The following years were filled with efforts to get my son the nutrients he needs, while encouraging, but never coercing him to try new foods. Every time he ventured a new food experience it was a victory! But for years he ate the same things every day, and avoided so many foods. I’ll freely admit how incredibly frustrating it was, and of course I wished he would just try a certain new food. But I did my best to never let him see that frustration, and certainly never forced him to try anything he wasn’t ready for. I always followed his food cues. And every once in a while, he would make a gain; he’d try a new consistency, a new flavor, a new sensation. And oh, how excited I was when he began to eat cold things, and creamy things, and even began asking for fruit.
Curiously, he’s made the most gains in the past three years since his little sister’s been around. I fully believe seeing her eat absolutely everything without trepidation gave him the incentive to do the same himself.
My son is now 6 ½ years old, and eats just about everything I put in front of him! He eats many consistencies, many flavors, and many foods. He is still a picky eater, tends to eat the exact same things every day (making his school lunch is very easy for me as a result!) and he still has a tendency to vomit if he eats incorrectly; I believe his gag reflex is still not where it needs to be.
But I no longer worry about his nutrition as I once did; I no longer worry if he can eat something I’ve prepared. I no longer lay awake at night crying frustrated tears over it.

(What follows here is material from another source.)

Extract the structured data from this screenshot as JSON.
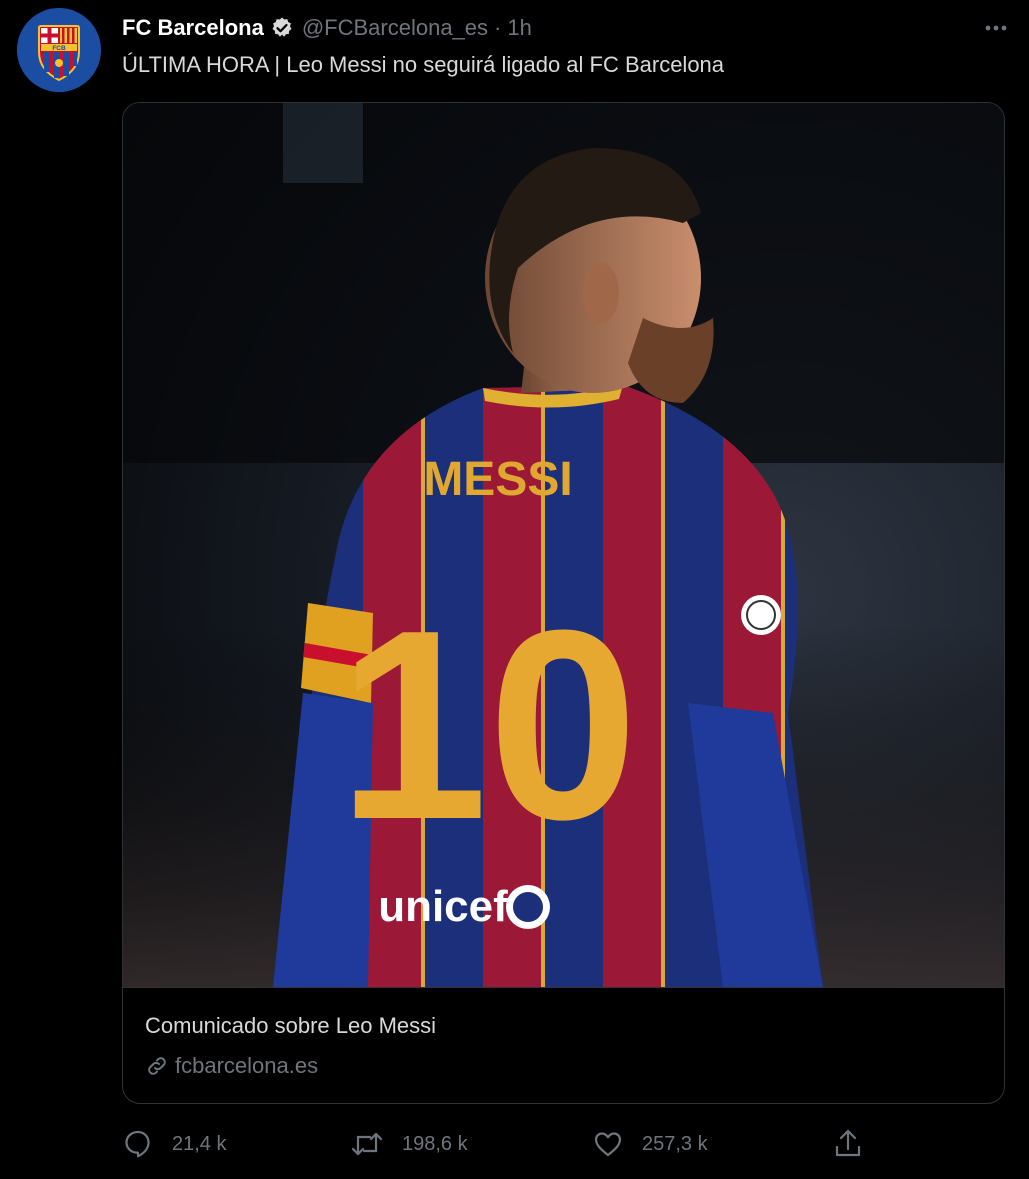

I have no doubt that the reason he’s made such incredible progress is because I followed him. I respected him. I respected his difficulties and the huge feat it was for him to eat anything, let alone anything new. My son worked hard at eating, and I never doubted for a minute how very difficult it was for him.
I know this is quite long, and there’s so much of the story I left out. But the main points are there. I’m not sure if we’re supposed to play favorites in respect to the principles, but feeding with love and respect will always be at the top of my list, and will always be an important part of my parenting and my family.